There wasn't much in the paper, but there rarely is unless one wants to pay through the nose while grief is still fresh. Seems a bit cruel, but then again, early on there's so much more to do than write, unless one is a writer. But I don't know of any others in my family, and finances would prohibit it anyway. So, Uncle Ray got the standard obit with a couple photos thrown in for good measure.
This photo of Ray is the one I remember seeing at his house from my earliest days. He took great pride in his military service during WW II. I should remember better, but I believe he was a gunner in the back end of a bomber.

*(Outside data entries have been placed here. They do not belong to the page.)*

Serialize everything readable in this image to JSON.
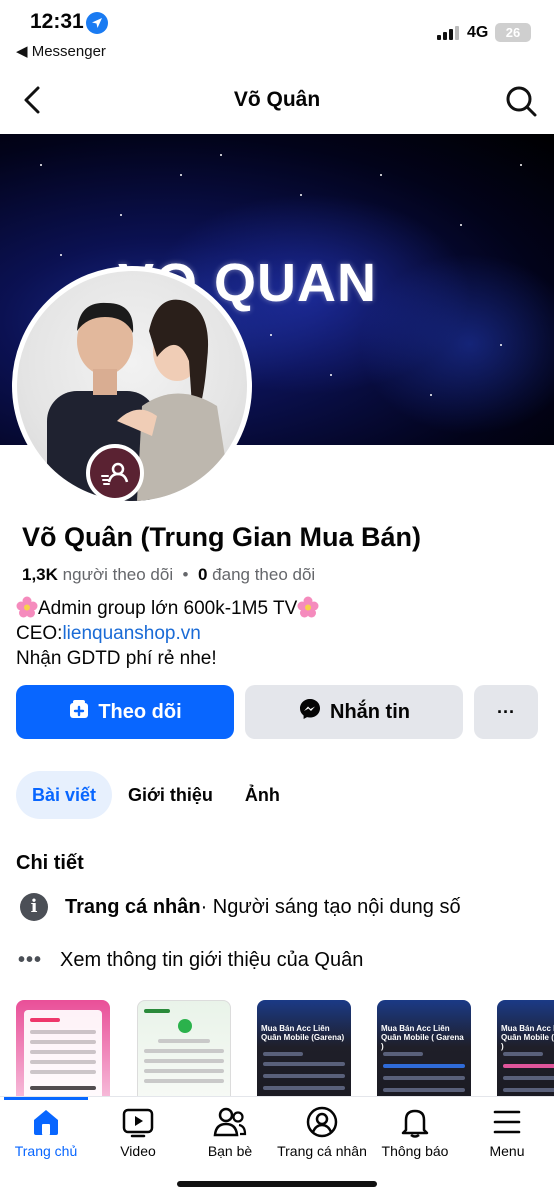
{
  "status_bar": {
    "time": "12:31",
    "back_app": "◀ Messenger",
    "network": "4G",
    "battery": "26"
  },
  "header": {
    "title": "Võ Quân"
  },
  "cover": {
    "text": "VO QUAN"
  },
  "profile": {
    "name": "Võ Quân (Trung Gian Mua Bán)",
    "followers_count": "1,3K",
    "followers_label": "người theo dõi",
    "following_count": "0",
    "following_label": "đang theo dõi",
    "bio_line1": "Admin group lớn 600k-1M5 TV",
    "bio_ceo_prefix": "CEO:",
    "bio_link": "lienquanshop.vn",
    "bio_line3": "Nhận GDTD phí rẻ nhe!"
  },
  "actions": {
    "follow_label": "Theo dõi",
    "message_label": "Nhắn tin",
    "more_label": "···"
  },
  "tabs": [
    {
      "label": "Bài viết",
      "active": true
    },
    {
      "label": "Giới thiệu",
      "active": false
    },
    {
      "label": "Ảnh",
      "active": false
    }
  ],
  "details": {
    "section_title": "Chi tiết",
    "page_type": "Trang cá nhân",
    "category": " · Người sáng tạo nội dung số",
    "see_more": "Xem thông tin giới thiệu của Quân"
  },
  "featured": [
    {
      "style": "pink",
      "title": ""
    },
    {
      "style": "light",
      "title": ""
    },
    {
      "style": "dark",
      "title": "Mua Bán Acc Liên Quân Mobile (Garena)"
    },
    {
      "style": "dark",
      "title": "Mua Bán Acc Liên Quân Mobile ( Garena )"
    },
    {
      "style": "dark",
      "title": "Mua Bán Acc Liên Quân Mobile ( Garena )"
    }
  ],
  "bottom_nav": [
    {
      "label": "Trang chủ",
      "icon": "home-icon",
      "active": true
    },
    {
      "label": "Video",
      "icon": "video-icon",
      "active": false
    },
    {
      "label": "Bạn bè",
      "icon": "friends-icon",
      "active": false
    },
    {
      "label": "Trang cá nhân",
      "icon": "profile-icon",
      "active": false
    },
    {
      "label": "Thông báo",
      "icon": "bell-icon",
      "active": false
    },
    {
      "label": "Menu",
      "icon": "menu-icon",
      "active": false
    }
  ],
  "colors": {
    "accent": "#0866ff",
    "link": "#1a6bd6",
    "secondary_button": "#e4e6eb"
  }
}
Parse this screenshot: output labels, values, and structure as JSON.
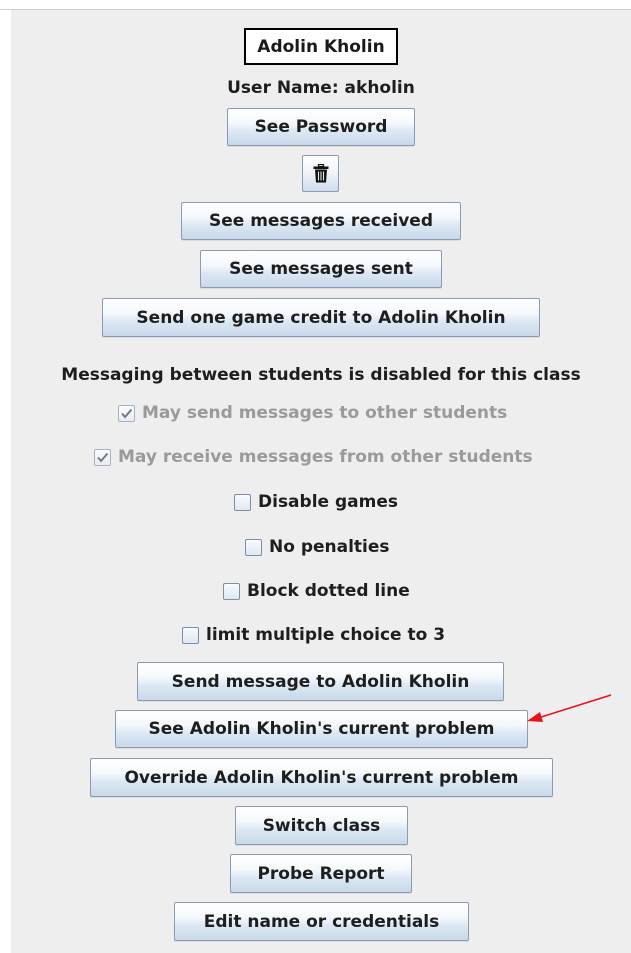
{
  "student": {
    "full_name": "Adolin Kholin",
    "user_name_label": "User Name: akholin"
  },
  "buttons": {
    "see_password": "See Password",
    "delete_icon": "trash-icon",
    "messages_received": "See messages received",
    "messages_sent": "See messages sent",
    "send_game_credit": "Send one game credit to Adolin Kholin",
    "send_message": "Send message to Adolin Kholin",
    "see_current_problem": "See Adolin Kholin's current problem",
    "override_current_problem": "Override Adolin Kholin's current problem",
    "switch_class": "Switch class",
    "probe_report": "Probe Report",
    "edit_credentials": "Edit name or credentials"
  },
  "messaging": {
    "notice": "Messaging between students is disabled for this class",
    "may_send": {
      "label": "May send messages to other students",
      "checked": true,
      "enabled": false
    },
    "may_receive": {
      "label": "May receive messages from other students",
      "checked": true,
      "enabled": false
    }
  },
  "options": {
    "disable_games": {
      "label": "Disable games",
      "checked": false
    },
    "no_penalties": {
      "label": "No penalties",
      "checked": false
    },
    "block_dotted_line": {
      "label": "Block dotted line",
      "checked": false
    },
    "limit_multiple_choice": {
      "label": "limit multiple choice to 3",
      "checked": false
    }
  },
  "annotation": {
    "arrow_color": "#e8131b"
  }
}
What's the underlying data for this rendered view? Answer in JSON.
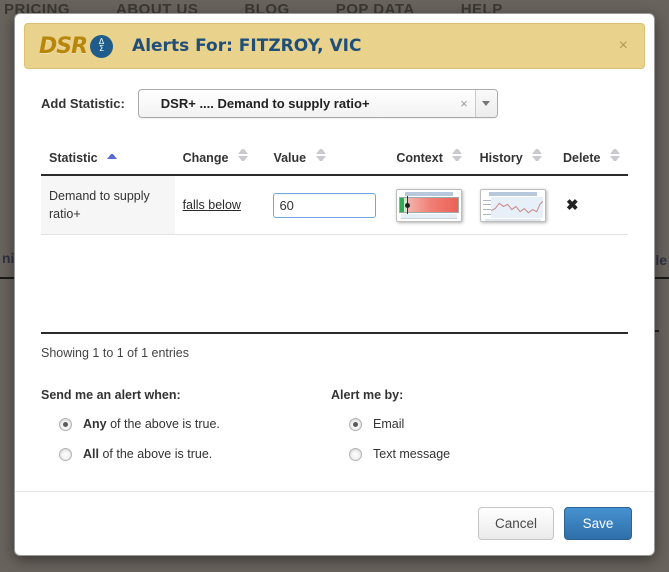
{
  "background": {
    "nav_items": [
      "PRICING",
      "ABOUT US",
      "BLOG",
      "POP DATA",
      "HELP"
    ],
    "left_fragment": "ni",
    "right_fragment": "le"
  },
  "modal": {
    "logo_text": "DSR",
    "logo_badge_top": "Δ",
    "logo_badge_bottom": "Σ",
    "title": "Alerts For: FITZROY, VIC",
    "close_label": "×",
    "add_statistic": {
      "label": "Add Statistic:",
      "selected_value": "DSR+ .... Demand to supply ratio+",
      "clear_label": "×",
      "dropdown_icon": "chevron-down-icon"
    },
    "table": {
      "columns": [
        {
          "label": "Statistic",
          "sorted": "asc"
        },
        {
          "label": "Change",
          "sorted": "none"
        },
        {
          "label": "Value",
          "sorted": "none"
        },
        {
          "label": "Context",
          "sorted": "none"
        },
        {
          "label": "History",
          "sorted": "none"
        },
        {
          "label": "Delete",
          "sorted": "none"
        }
      ],
      "rows": [
        {
          "statistic": "Demand to supply ratio+",
          "change": "falls below",
          "value": "60",
          "context_icon": "gauge-thumbnail",
          "history_icon": "line-chart-thumbnail",
          "delete_icon": "✖"
        }
      ],
      "showing_entries": "Showing 1 to 1 of 1 entries"
    },
    "options": {
      "alert_when": {
        "title": "Send me an alert when:",
        "items": [
          {
            "bold": "Any",
            "rest": " of the above is true.",
            "checked": true
          },
          {
            "bold": "All",
            "rest": " of the above is true.",
            "checked": false
          }
        ]
      },
      "alert_by": {
        "title": "Alert me by:",
        "items": [
          {
            "bold": "",
            "rest": "Email",
            "checked": true
          },
          {
            "bold": "",
            "rest": "Text message",
            "checked": false
          }
        ]
      }
    },
    "footer": {
      "cancel_label": "Cancel",
      "save_label": "Save"
    }
  },
  "colors": {
    "header_bg": "#e8d28c",
    "title_blue": "#1f4e79",
    "logo_gold": "#b8860b",
    "save_blue": "#3276b1",
    "sort_active": "#5b6bd6"
  }
}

This is more how I remember Ray:
Ray loved the family, from his own wife and sin, to his grandkids, to all of his nieces and nephews and their children. It was often said that he was the oldest of us kids, for it was Ray who would play Stratego with the young ones while the adults sat around and yapped. He taught me how to play baseball.
Ray was a diehard St. Louis Cardinal fan. He has a killer vintage baseball card collection. He was a model train enthusiast. When I'd ask him what he'd been up to since the last time I saw him, he say the same thing year after year: "Playing with my trains and burying people." He was part of the American Legion Color Guard, and has been buried alongside his brothers-at-arms.
At 83 years old, Ray was thrown out of the courtroom during the sentencing of the guy who killed my brother. He stood up from his seat, walked up the center aisle and started yelling at the guy. Bully for you, Ray.